Tenney taught in York's Department of Music for 24 years. After he retired in 2000, he accepted the prestigious Roy E. Disney Family Chair in Music at the School of Music, California Institute of the Arts (CalArts), and moved back to his native land.
Right: James Tenney
"Aside from his great strengths as a composer, Jim was a man with strong convictions and high ideals, qualities that he passed on to his colleagues and students," wrote Phillip Silver, dean of York’s Faculty of Fine Arts, in an e-mail sent to all members of the Faculty. "Those of us who knew him – even slightly – will have strong and long-lasting memories of him."

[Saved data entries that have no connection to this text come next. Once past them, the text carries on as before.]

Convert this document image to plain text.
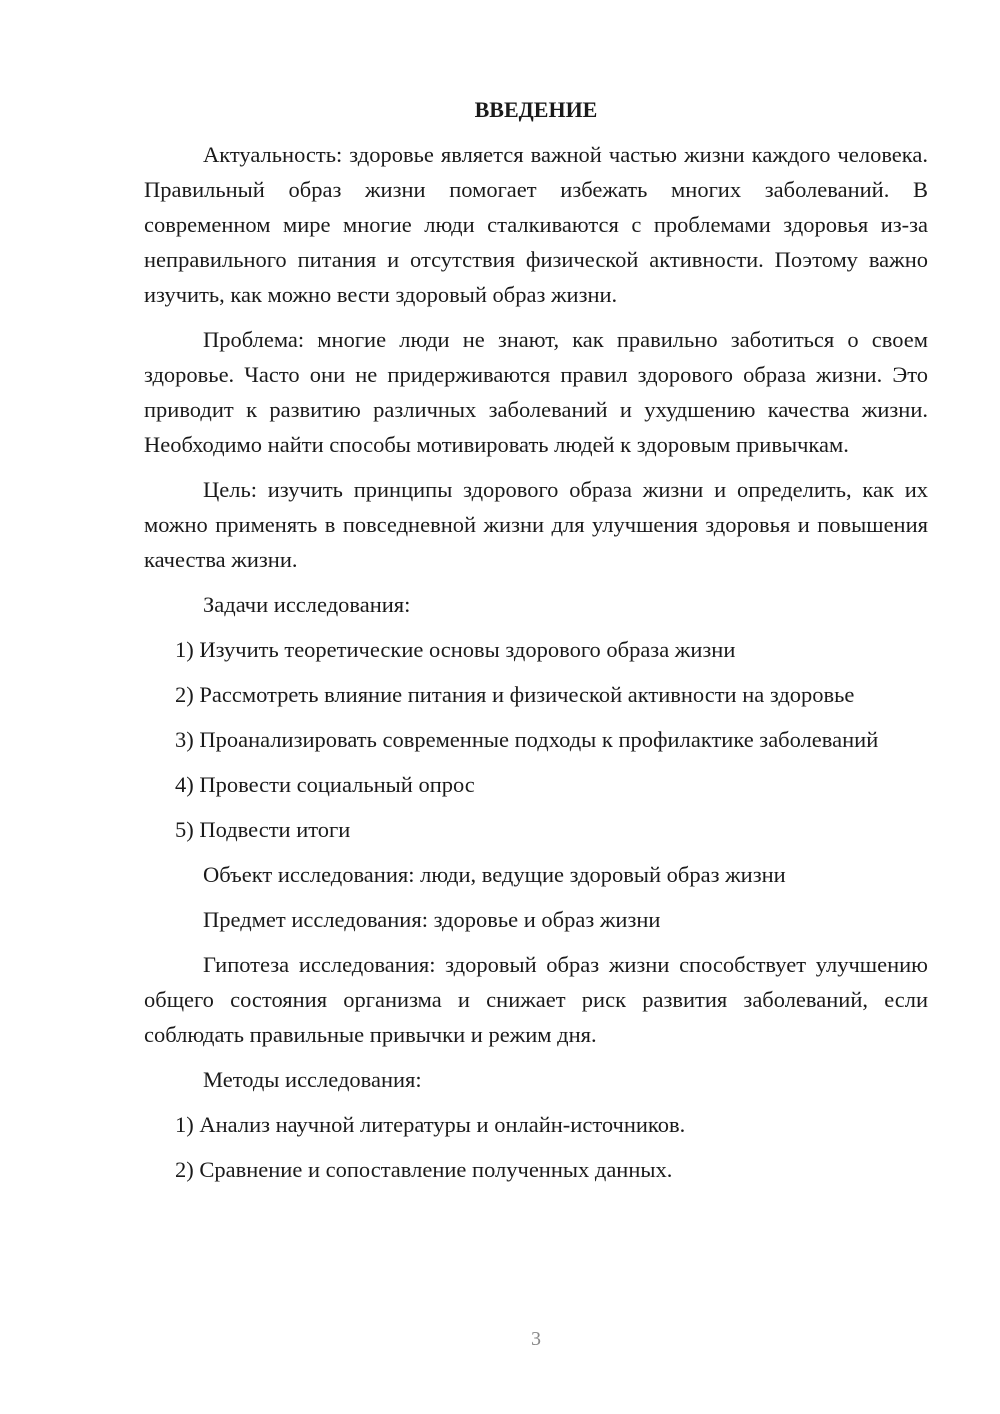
ВВЕДЕНИЕ
Актуальность: здоровье является важной частью жизни каждого человека. Правильный образ жизни помогает избежать многих заболеваний. В современном мире многие люди сталкиваются с проблемами здоровья из-за неправильного питания и отсутствия физической активности. Поэтому важно изучить, как можно вести здоровый образ жизни.
Проблема: многие люди не знают, как правильно заботиться о своем здоровье. Часто они не придерживаются правил здорового образа жизни. Это приводит к развитию различных заболеваний и ухудшению качества жизни. Необходимо найти способы мотивировать людей к здоровым привычкам.
Цель: изучить принципы здорового образа жизни и определить, как их можно применять в повседневной жизни для улучшения здоровья и повышения качества жизни.
Задачи исследования:
1) Изучить теоретические основы здорового образа жизни
2) Рассмотреть влияние питания и физической активности на здоровье
3) Проанализировать современные подходы к профилактике заболеваний
4) Провести социальный опрос
5) Подвести итоги
Объект исследования: люди, ведущие здоровый образ жизни
Предмет исследования: здоровье и образ жизни
Гипотеза исследования: здоровый образ жизни способствует улучшению общего состояния организма и снижает риск развития заболеваний, если соблюдать правильные привычки и режим дня.
Методы исследования:
1) Анализ научной литературы и онлайн-источников.
2) Сравнение и сопоставление полученных данных.
3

Tenney was world renowned as a composer of avant-garde music. He was a pioneer in the field of electronic and computer music, working at the Bell Telephone Laboratories in the early 1960s to develop programs for computer sound-generation and composition. He wrote works for a variety of media, both instrumental and electronic, many of them using alternative tuning systems.

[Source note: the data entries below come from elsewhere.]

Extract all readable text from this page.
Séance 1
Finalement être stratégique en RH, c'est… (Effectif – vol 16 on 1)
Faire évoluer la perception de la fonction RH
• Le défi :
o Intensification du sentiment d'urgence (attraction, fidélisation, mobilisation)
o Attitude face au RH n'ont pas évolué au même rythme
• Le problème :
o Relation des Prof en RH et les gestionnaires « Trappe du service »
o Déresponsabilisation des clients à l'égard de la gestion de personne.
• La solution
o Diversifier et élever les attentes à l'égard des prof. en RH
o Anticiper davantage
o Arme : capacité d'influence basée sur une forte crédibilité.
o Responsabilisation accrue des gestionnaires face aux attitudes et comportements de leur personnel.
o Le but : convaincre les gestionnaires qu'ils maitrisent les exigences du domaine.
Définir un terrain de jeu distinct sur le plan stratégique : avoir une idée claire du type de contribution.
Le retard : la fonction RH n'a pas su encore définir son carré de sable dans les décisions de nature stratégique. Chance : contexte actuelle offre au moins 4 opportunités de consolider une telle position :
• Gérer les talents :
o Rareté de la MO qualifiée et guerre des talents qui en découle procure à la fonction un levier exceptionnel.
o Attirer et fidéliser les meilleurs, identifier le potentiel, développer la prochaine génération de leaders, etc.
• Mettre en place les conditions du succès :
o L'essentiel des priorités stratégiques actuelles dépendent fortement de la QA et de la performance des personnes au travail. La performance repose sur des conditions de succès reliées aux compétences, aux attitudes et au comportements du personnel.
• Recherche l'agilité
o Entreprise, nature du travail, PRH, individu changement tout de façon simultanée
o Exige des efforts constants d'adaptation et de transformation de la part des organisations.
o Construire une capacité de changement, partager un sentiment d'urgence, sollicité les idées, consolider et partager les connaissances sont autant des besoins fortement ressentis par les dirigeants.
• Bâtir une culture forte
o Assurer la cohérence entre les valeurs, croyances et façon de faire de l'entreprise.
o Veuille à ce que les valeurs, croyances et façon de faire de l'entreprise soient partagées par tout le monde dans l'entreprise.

Born in 1934 in Silver City, New Mexico, he grew up in Arizona and Colorado, where he received his early training as a pianist and composer. He attended the University of Denver, the Juilliard School of Music, Bennington College, where he earned a bachelor's degree in 1958, and the University of Illinois, where he received a master's degree in 1961.
A performer as well as a composer and theorist, Tenney was co-founder and conductor of the Tone Roads Chamber Ensemble in New York City (1963-70). He appeared with the ensembles of Harry Partch, John Cage, Philip Glass and Steve Reich, among others. His chamber, orchestral and electro-acoustic works were commissioned, performed and recorded by leading North American and European soloists and ensembles.
During his tenure at York, Tenney received numerous honours, including a major retrospective in the New Music America festival, two Festschrift publications and the first Jean A. Chalmers Award for Music Composition from the Ontario Arts Council. A dedicated teacher, he helped develop a new generation of Canadian composers and performers, among them Jon Siddall, Nic Gotham, Allison Cameron, William Beauvais, Don Ross and John Gzowski. He was named Distinguished Research Professor in 1994 in recognition of his outstanding contributions in the field of contemporary music.
In American Music in the Twentieth Century, composer and music critic Kyle Gann wrote, "When John Cage, who studied with Schoenberg, was asked in 1989 whom he would study with if he were young today, he replied, 'James Tenney'."
Tenney was the author of articles on musical acoustics, computer music, and musical form and perception, as well as two books: META + HODOS: A Phenomenology of 20th-Century Musical Materials and an Approach to the Study of Form (1961; Frog Peak, 1988) and A History of 'Consonance' and 'Dissonance' (Excelsior, 1988).
A memorial service was held Aug. 28 at CalArts, which is also planning a concert celebrating Tenney's life and work later this fall.